Zinc – needed for Hydroxyapatite formation, speeds the healing of breaks and fractures
The body does not need a lot of zinc, but it closely regulates its zinc levels. One of the symptoms of zinc deficiency is impaired bone growth. Recent evidence suggests that zinc may even be more important for bone mineralization than calcium, even though it makes up much less of the mineral content of bones. (62) Although the requirement for zinc is small, being a trace mineral, the need is high as it helps to form Hydroxyapatite crystals that make up about half the weight of your bones.
IGF-1, or Insulin Growth Factor, which is responsible for the growth of new bone tissue, is greatly affected by zinc. This hormone-like growth factor has a direct influence on calcium utilization in bone formation and resorption. Because of this, zinc has a major impact on speeding the healing of breaks and fractures that are so common with Osteoporosis. If one experiences a break or fracture, one should increase zinc.
Zinc also has a role in encouraging osteoblasts (bone cells used in the formation of new bone), which produce osteocalcin, a protein that helps establish calcium in the bone that increases bone density. Another part of zinc’s role is to inhibit bone resorption through the tighter control of osteoclasts, which are responsible for breaking bone tissue down to be reabsorbed by the body. (63) Collagen also requires zinc to work. (66b)
An important note on Zinc is that it does deplete copper at higher doses, so when supplementing zinc, especially at doses higher than the RDI, one also needs to up their copper intake. The Linus Pauling Institute has set the RDI for zinc at 11 mg/d in adult men and 8 mg/d in women. However, this may be low for Osteoporosis sufferers. The limit of 60 mg/d was set where copper has not matched up appropriately.

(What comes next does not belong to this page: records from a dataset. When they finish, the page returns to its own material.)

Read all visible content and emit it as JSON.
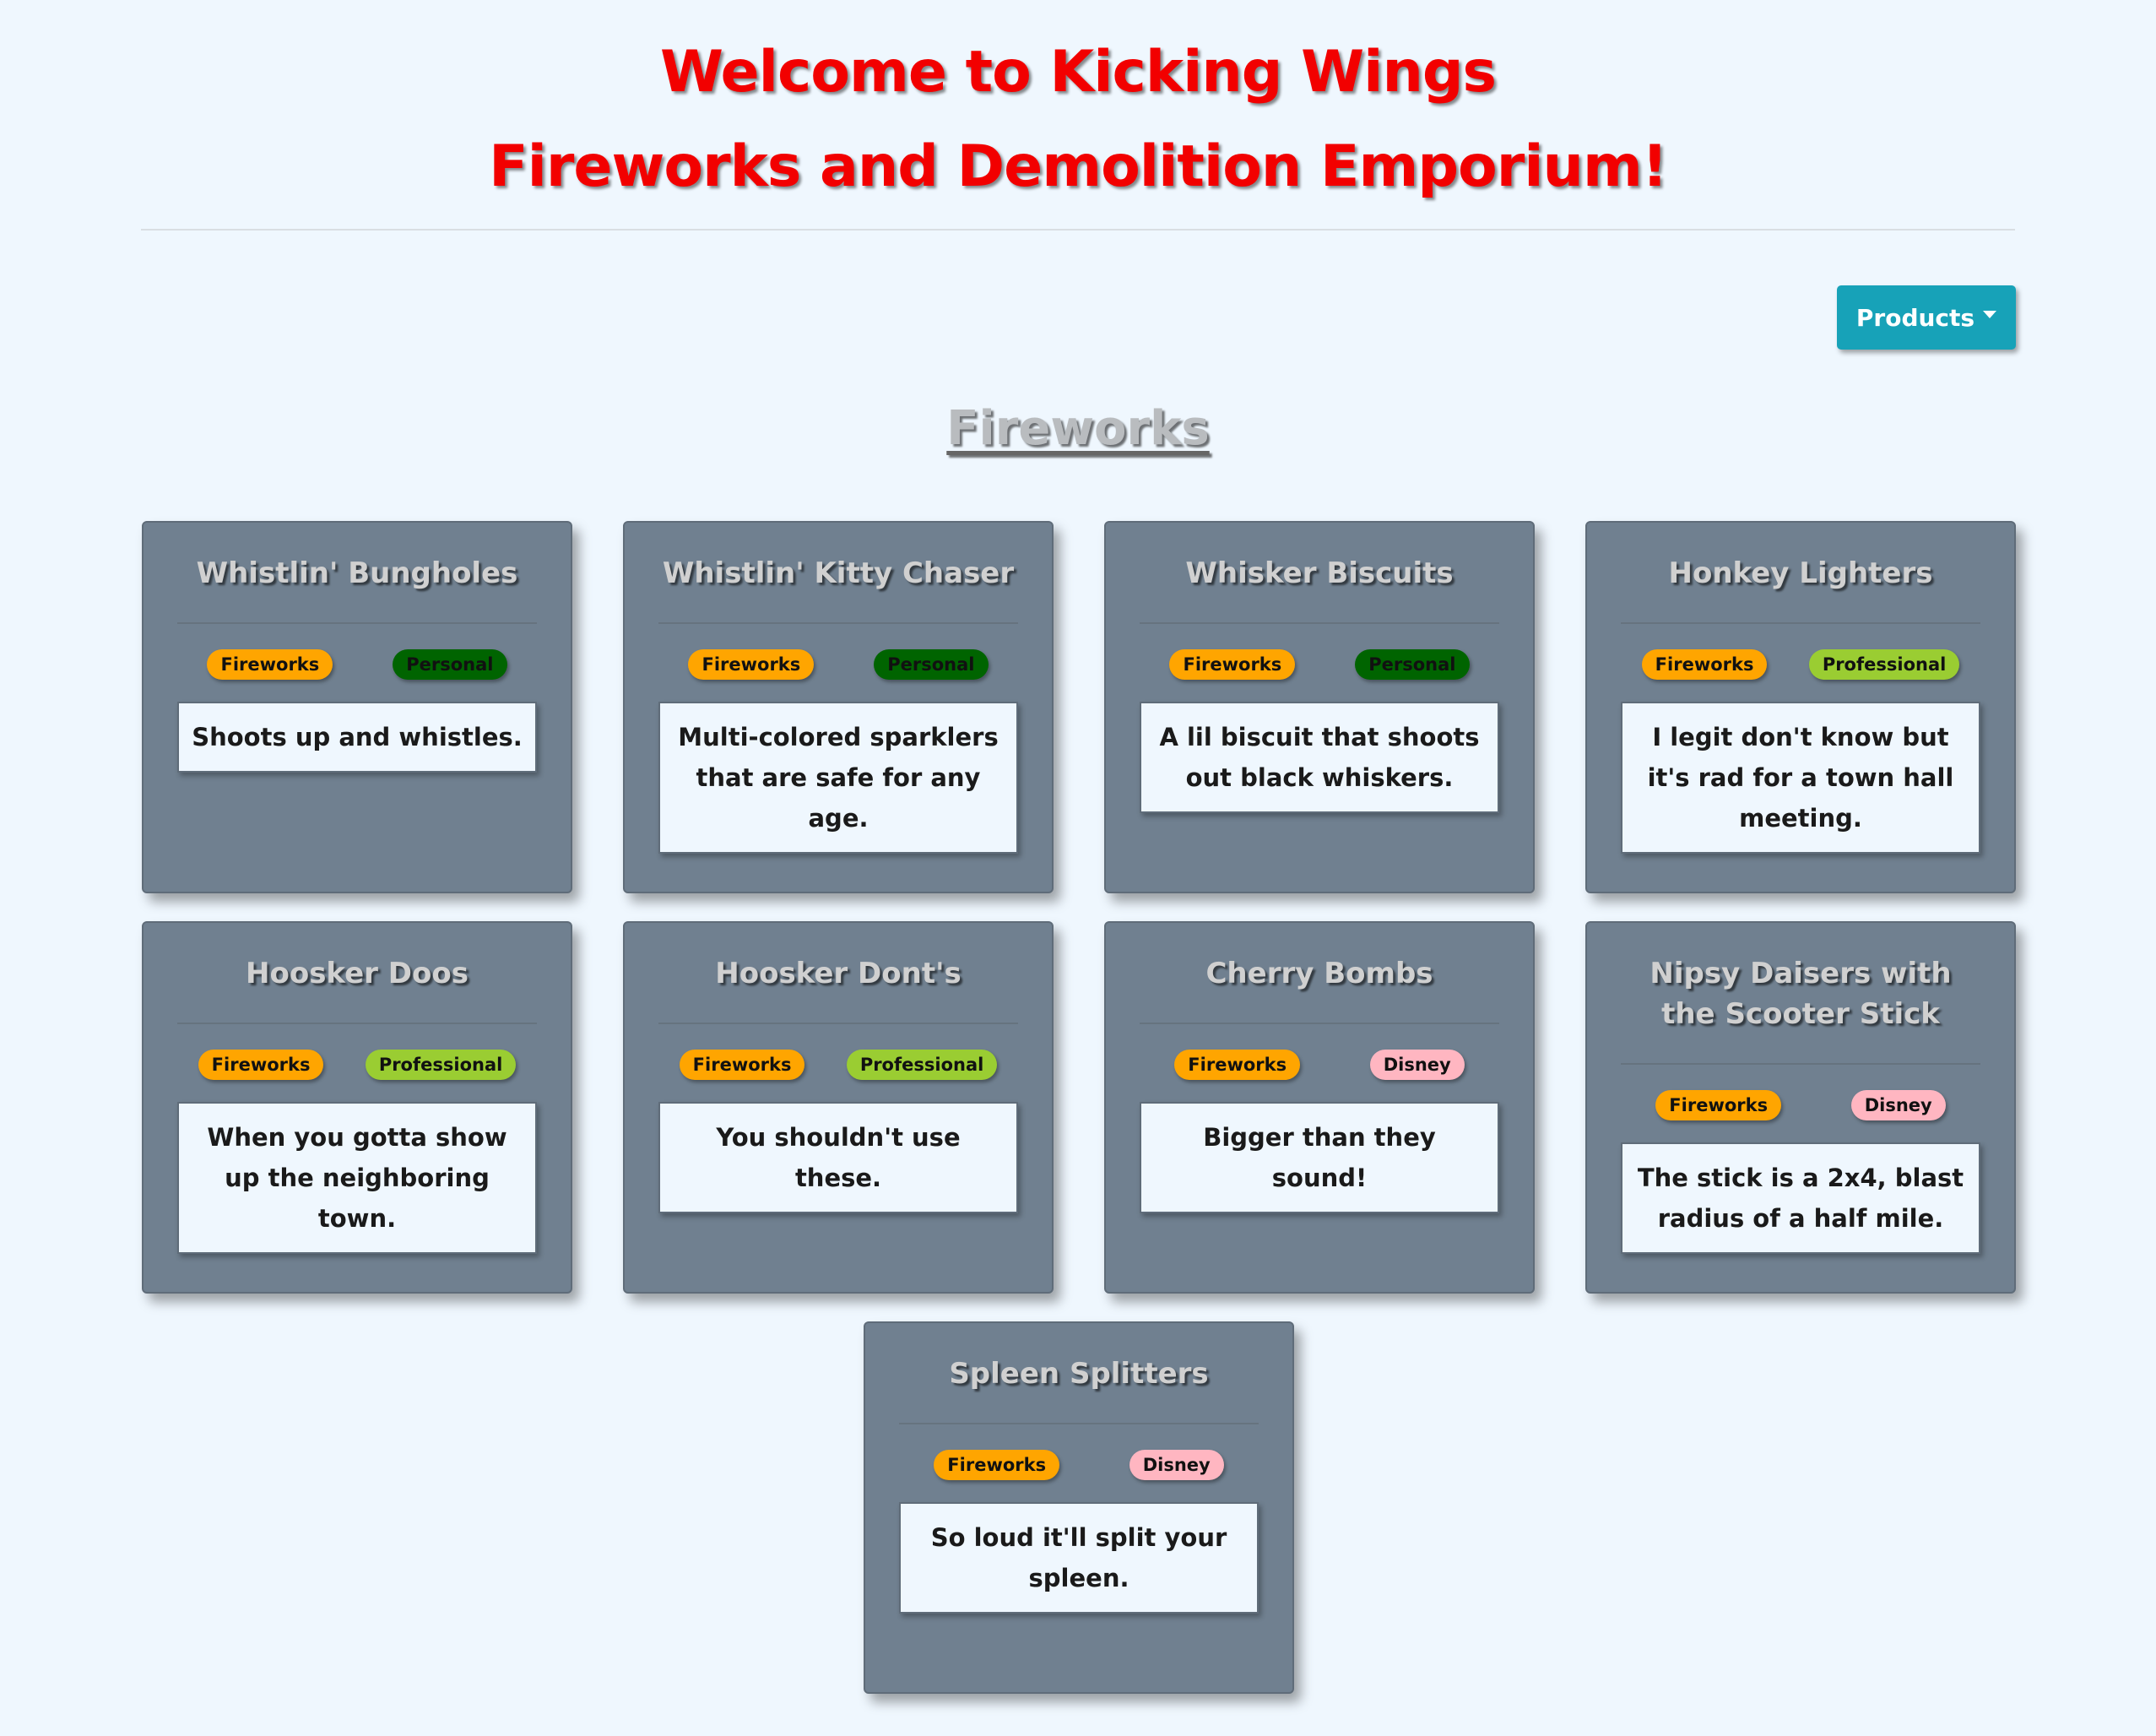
{
  "header": {
    "line1": "Welcome to Kicking Wings",
    "line2": "Fireworks and Demolition Emporium!"
  },
  "nav": {
    "products_label": "Products"
  },
  "section": {
    "title": "Fireworks"
  },
  "colors": {
    "background": "#eff7fe",
    "title_red": "#f20000",
    "card": "#708090",
    "button": "#17a2b8",
    "badge_fireworks": "#ffa500",
    "badge_personal": "#006400",
    "badge_professional": "#9acd32",
    "badge_disney": "#ffb6c1"
  },
  "products": [
    {
      "name": "Whistlin' Bungholes",
      "category": "Fireworks",
      "tier": "Personal",
      "description": "Shoots up and whistles."
    },
    {
      "name": "Whistlin' Kitty Chaser",
      "category": "Fireworks",
      "tier": "Personal",
      "description": "Multi-colored sparklers that are safe for any age."
    },
    {
      "name": "Whisker Biscuits",
      "category": "Fireworks",
      "tier": "Personal",
      "description": "A lil biscuit that shoots out black whiskers."
    },
    {
      "name": "Honkey Lighters",
      "category": "Fireworks",
      "tier": "Professional",
      "description": "I legit don't know but it's rad for a town hall meeting."
    },
    {
      "name": "Hoosker Doos",
      "category": "Fireworks",
      "tier": "Professional",
      "description": "When you gotta show up the neighboring town."
    },
    {
      "name": "Hoosker Dont's",
      "category": "Fireworks",
      "tier": "Professional",
      "description": "You shouldn't use these."
    },
    {
      "name": "Cherry Bombs",
      "category": "Fireworks",
      "tier": "Disney",
      "description": "Bigger than they sound!"
    },
    {
      "name": "Nipsy Daisers with the Scooter Stick",
      "category": "Fireworks",
      "tier": "Disney",
      "description": "The stick is a 2x4, blast radius of a half mile."
    },
    {
      "name": "Spleen Splitters",
      "category": "Fireworks",
      "tier": "Disney",
      "description": "So loud it'll split your spleen."
    }
  ]
}
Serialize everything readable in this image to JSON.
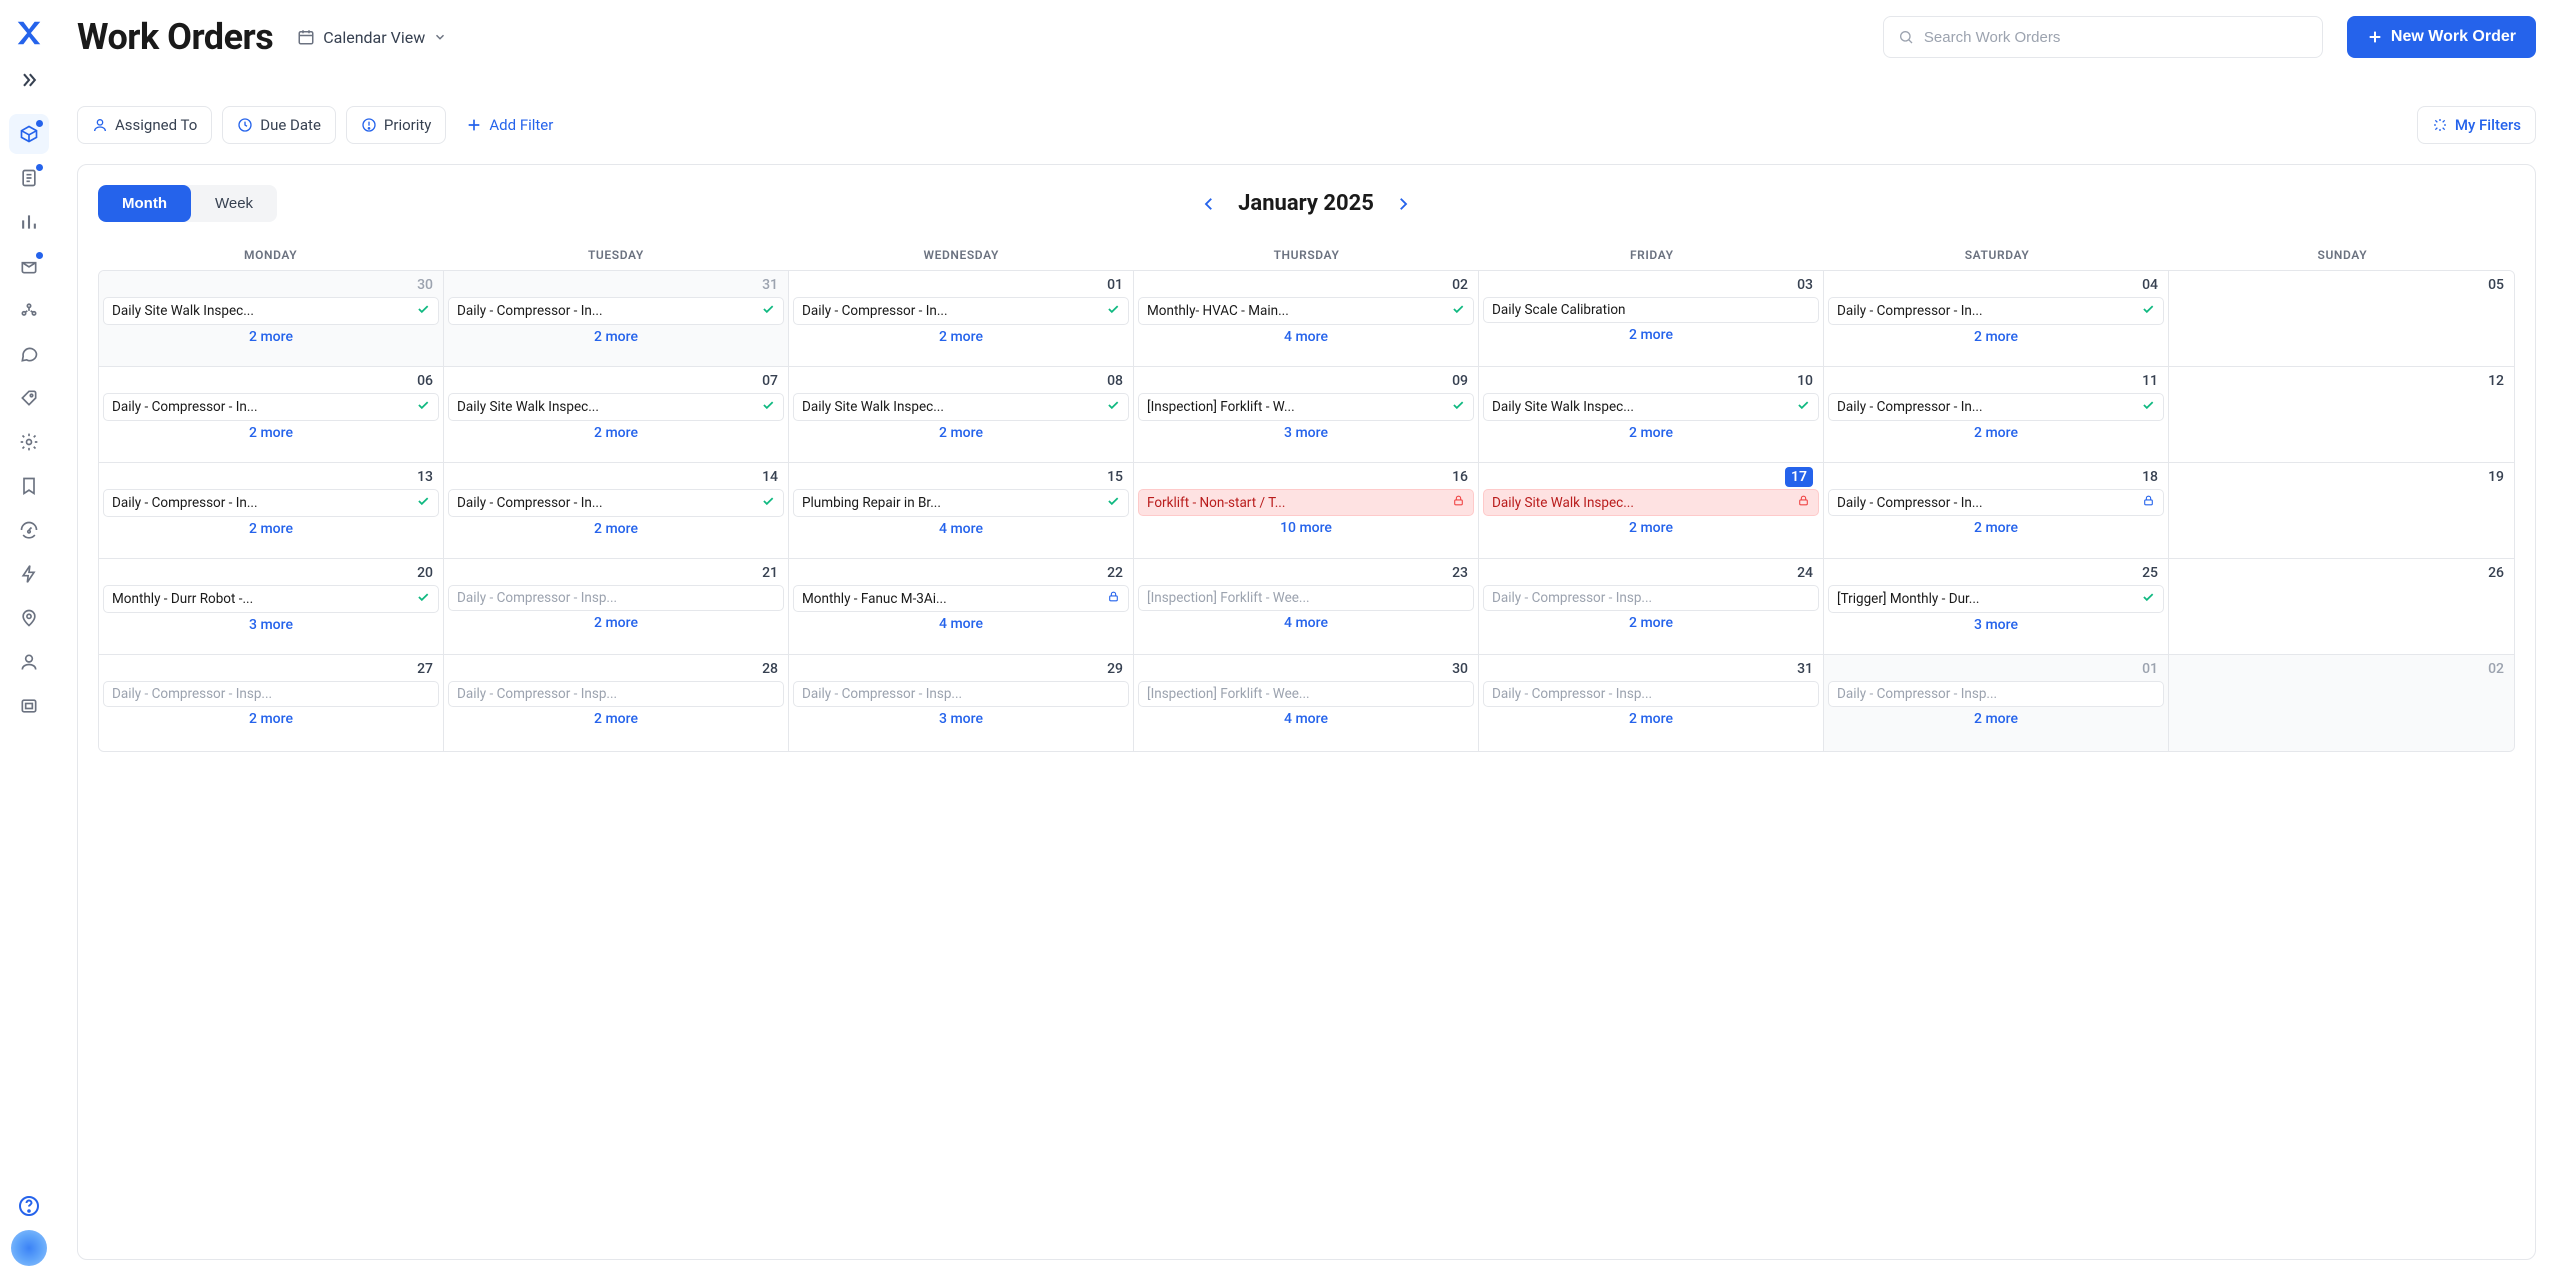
{
  "page_title": "Work Orders",
  "view_selector": "Calendar View",
  "search_placeholder": "Search Work Orders",
  "new_button": "New Work Order",
  "filters": {
    "assigned_to": "Assigned To",
    "due_date": "Due Date",
    "priority": "Priority",
    "add_filter": "Add Filter",
    "my_filters": "My Filters"
  },
  "view_toggle": {
    "month": "Month",
    "week": "Week"
  },
  "current_month": "January 2025",
  "day_headers": [
    "MONDAY",
    "TUESDAY",
    "WEDNESDAY",
    "THURSDAY",
    "FRIDAY",
    "SATURDAY",
    "SUNDAY"
  ],
  "weeks": [
    [
      {
        "num": "30",
        "dim": true,
        "event": {
          "title": "Daily Site Walk Inspec...",
          "icon": "check"
        },
        "more": "2 more"
      },
      {
        "num": "31",
        "dim": true,
        "event": {
          "title": "Daily - Compressor - In...",
          "icon": "check"
        },
        "more": "2 more"
      },
      {
        "num": "01",
        "event": {
          "title": "Daily - Compressor - In...",
          "icon": "check"
        },
        "more": "2 more"
      },
      {
        "num": "02",
        "event": {
          "title": "Monthly- HVAC - Main...",
          "icon": "check"
        },
        "more": "4 more"
      },
      {
        "num": "03",
        "event": {
          "title": "Daily Scale Calibration"
        },
        "more": "2 more"
      },
      {
        "num": "04",
        "event": {
          "title": "Daily - Compressor - In...",
          "icon": "check"
        },
        "more": "2 more"
      },
      {
        "num": "05"
      }
    ],
    [
      {
        "num": "06",
        "event": {
          "title": "Daily - Compressor - In...",
          "icon": "check"
        },
        "more": "2 more"
      },
      {
        "num": "07",
        "event": {
          "title": "Daily Site Walk Inspec...",
          "icon": "check"
        },
        "more": "2 more"
      },
      {
        "num": "08",
        "event": {
          "title": "Daily Site Walk Inspec...",
          "icon": "check"
        },
        "more": "2 more"
      },
      {
        "num": "09",
        "event": {
          "title": "[Inspection] Forklift - W...",
          "icon": "check"
        },
        "more": "3 more"
      },
      {
        "num": "10",
        "event": {
          "title": "Daily Site Walk Inspec...",
          "icon": "check"
        },
        "more": "2 more"
      },
      {
        "num": "11",
        "event": {
          "title": "Daily - Compressor - In...",
          "icon": "check"
        },
        "more": "2 more"
      },
      {
        "num": "12"
      }
    ],
    [
      {
        "num": "13",
        "event": {
          "title": "Daily - Compressor - In...",
          "icon": "check"
        },
        "more": "2 more"
      },
      {
        "num": "14",
        "event": {
          "title": "Daily - Compressor - In...",
          "icon": "check"
        },
        "more": "2 more"
      },
      {
        "num": "15",
        "event": {
          "title": "Plumbing Repair in Br...",
          "icon": "check"
        },
        "more": "4 more"
      },
      {
        "num": "16",
        "event": {
          "title": "Forklift - Non-start / T...",
          "icon": "lock",
          "alert": true
        },
        "more": "10 more"
      },
      {
        "num": "17",
        "today": true,
        "event": {
          "title": "Daily Site Walk Inspec...",
          "icon": "lock",
          "alert": true
        },
        "more": "2 more"
      },
      {
        "num": "18",
        "event": {
          "title": "Daily - Compressor - In...",
          "icon": "lock-blue"
        },
        "more": "2 more"
      },
      {
        "num": "19"
      }
    ],
    [
      {
        "num": "20",
        "event": {
          "title": "Monthly - Durr Robot -...",
          "icon": "check"
        },
        "more": "3 more"
      },
      {
        "num": "21",
        "event": {
          "title": "Daily - Compressor - Insp...",
          "muted": true
        },
        "more": "2 more"
      },
      {
        "num": "22",
        "event": {
          "title": "Monthly - Fanuc M-3Ai...",
          "icon": "lock-blue"
        },
        "more": "4 more"
      },
      {
        "num": "23",
        "event": {
          "title": "[Inspection] Forklift - Wee...",
          "muted": true
        },
        "more": "4 more"
      },
      {
        "num": "24",
        "event": {
          "title": "Daily - Compressor - Insp...",
          "muted": true
        },
        "more": "2 more"
      },
      {
        "num": "25",
        "event": {
          "title": "[Trigger] Monthly - Dur...",
          "icon": "check"
        },
        "more": "3 more"
      },
      {
        "num": "26"
      }
    ],
    [
      {
        "num": "27",
        "event": {
          "title": "Daily - Compressor - Insp...",
          "muted": true
        },
        "more": "2 more"
      },
      {
        "num": "28",
        "event": {
          "title": "Daily - Compressor - Insp...",
          "muted": true
        },
        "more": "2 more"
      },
      {
        "num": "29",
        "event": {
          "title": "Daily - Compressor - Insp...",
          "muted": true
        },
        "more": "3 more"
      },
      {
        "num": "30",
        "event": {
          "title": "[Inspection] Forklift - Wee...",
          "muted": true
        },
        "more": "4 more"
      },
      {
        "num": "31",
        "event": {
          "title": "Daily - Compressor - Insp...",
          "muted": true
        },
        "more": "2 more"
      },
      {
        "num": "01",
        "dim": true,
        "event": {
          "title": "Daily - Compressor - Insp...",
          "muted": true
        },
        "more": "2 more"
      },
      {
        "num": "02",
        "dim": true
      }
    ]
  ]
}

Some have suggested 38 mg per day for Osteoporosis, though others, such as Chris Materjohn, P.hD., and a nutritionist, say not to take more than 40 mg per day. Copper should be matched up at the proper ratio with doses above 11 mg per day. (36)(44)
To get the proper ratio, multiply your daily zinc intake by two and then divide by 15 to get the amount of copper you need to consume to meet the US National Academy of Sciences recommended ratio of zinc to copper. The ratio is approximately 2 mg of copper for every 15 mg of zinc. So if you were to take 15 mg of zinc, you would need to take 2 mg of copper. If you were to follow the suggested dose of 38 – 40 mg, then you would take 5 – 5.5 mg of copper per day. (64)
A statement from Progressive Health on zinc said,
“It (zinc) addresses the root cause of osteoporosis and should replace calcium as a first-line nutritional supplement for osteoporosis.”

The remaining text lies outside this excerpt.